Strategies to Avoid 5 Highly Overused Treatments

Leigh Page

July 16, 2013

In This Article

At a time when healthcare providers are worrying about possible cutbacks in payments, physicians and hospitals are stepping up efforts to identify and avoid unnecessary procedures that add to the nation's healthcare bill and pose unnecessary risks for patients.

On July 8, a national summit involving a wide sweep of medical groups, as well as hospital organizations, government agencies, and public interest organizations, issued a policy paper detailing strategies for dealing with 5 overused treatments that can harm patient safety and quality: antibiotics for the common cold, blood transfusions, ear tubes for children, early-scheduled births, and cardiac stents.

The National Summit on Overuse, which met on September 24, 2012, in Chicago, Illinois, was organized by the Joint Commission and the American Medical Association's Physician Consortium for Performance Improvement (PCPI), which develops evidence-based clinical performance measures. Five separate advisory panels examined the 5 areas of overuse and delivered their reports in the newly released paper.

The goals of the summit were to reduce risks to patients, improve care, and discourage waste of resources, according to Richard Hellman, MD, clinical professor of medicine at the University of Missouri Kansas City and vice chair of the PCPI.

"The idea was to bring specialists and primary care physicians together and try to develop standards across medicine," he said. "This is based on the realization that some care is expensive and can be harmful."

For example, it costs about $25,000 to implant a stent, and an early-scheduled birth with a caesarean section can cost $28,000 compared with $18,500 for a vaginal delivery.

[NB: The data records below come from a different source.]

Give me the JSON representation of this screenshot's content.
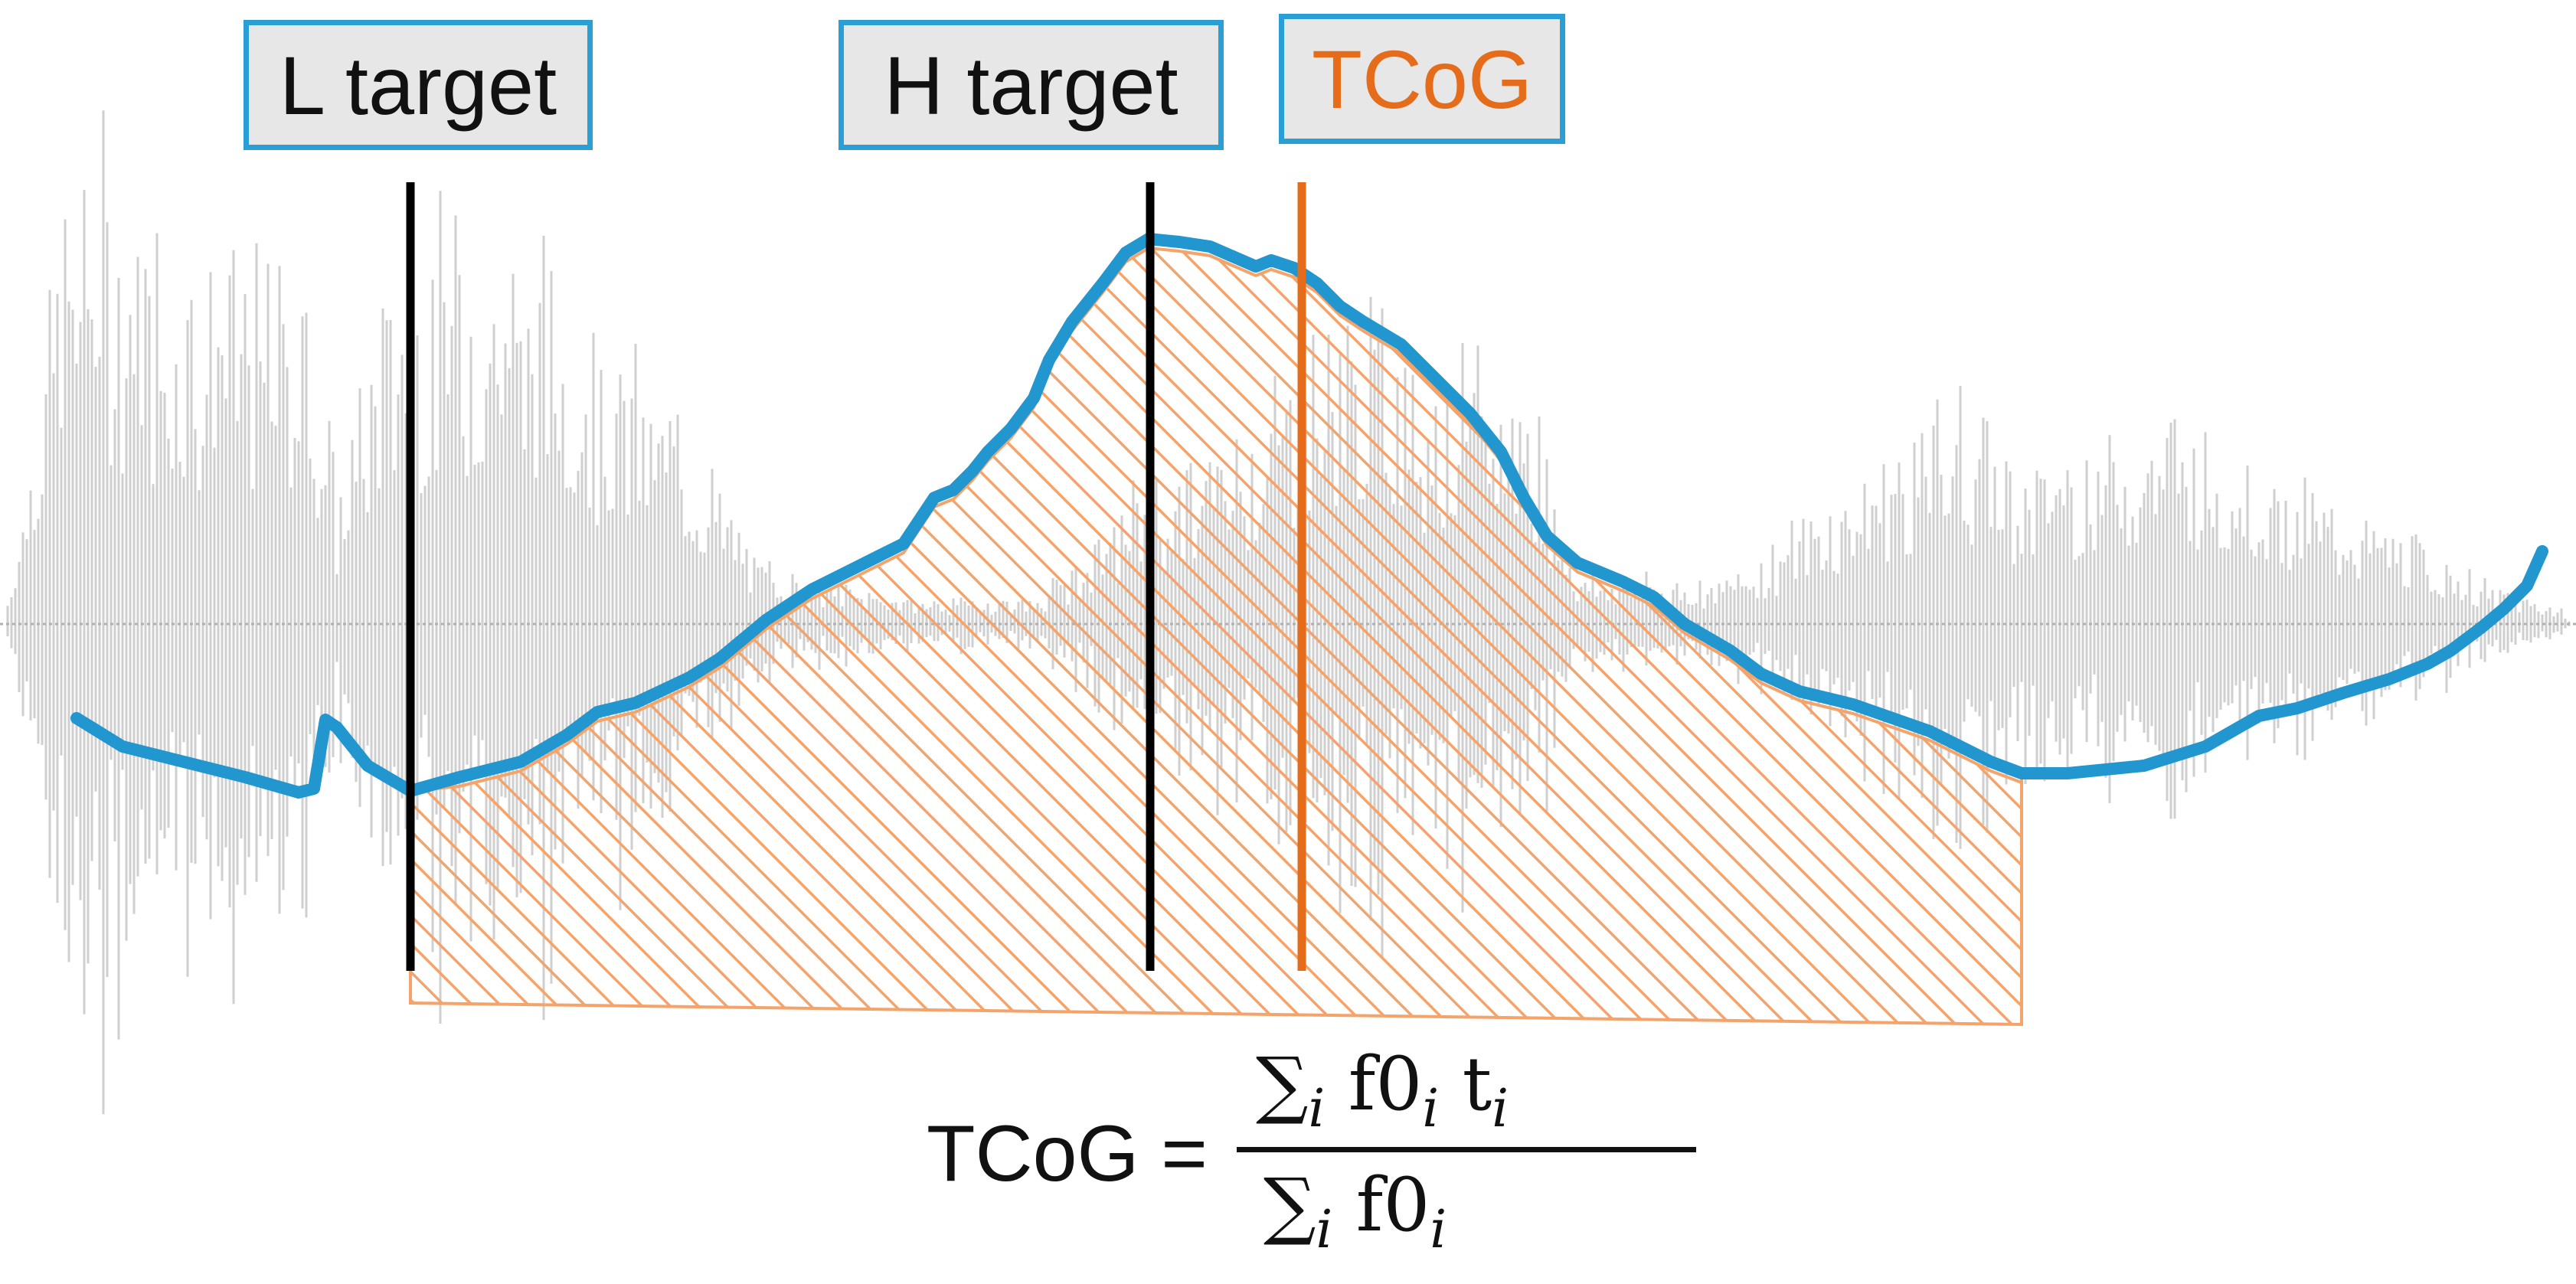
{
  "labels": {
    "l_target": "L target",
    "h_target": "H target",
    "tcog": "TCoG"
  },
  "formula": {
    "lhs": "TCoG =",
    "numerator_sum": "∑",
    "numerator_sub": "i",
    "numerator_f0": "f0",
    "numerator_f0_sub": "i",
    "numerator_t": "t",
    "numerator_t_sub": "i",
    "denominator_sum": "∑",
    "denominator_sub": "i",
    "denominator_f0": "f0",
    "denominator_f0_sub": "i"
  },
  "colors": {
    "waveform": "#c8c8c8",
    "pitch_contour": "#2196cf",
    "target_lines": "#000000",
    "tcog_line": "#e46c1a",
    "hatch_fill": "#f4a46b",
    "box_border": "#2a9fd6",
    "box_fill": "#e7e7e7"
  }
}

Implanting ear tubes in children is the most common surgical procedure in the country, costing a total of $2 billion a year, and unnecessary antibiotic prescriptions for upper respiratory infections cost an estimated $1 billion annually.

Dr. Hellman said there is mounting evidence that all of these treatments are often unnecessary. Treatments always come with risks, which are acceptable if they can improve a patient's condition, but the risks are not acceptable if there are no benefits, he said.

Relevant specialty societies and public interest groups have already issued reports recognizing overuse of these treatments and issuing criteria for assessing their use, but these reports are not always aligned with each other, Dr. Hellman noted.

The advisory panels called for standardizing reporting data, aligning current guidelines with each other, disseminating best practices to physicians, and educating patients. Experts said patients are a key audience because they may even pressure their physicians to approve treatments.

In some cases, law enforcement is cracking down on physicians who overuse treatments. For example, 3 US cardiologists have been criminally prosecuted for healthcare fraud related to the placement of heart stents. In June, a Kentucky cardiologist pleaded guilty to fraudulent placement of stents; he will serve between 30 and 37 months in federal prison.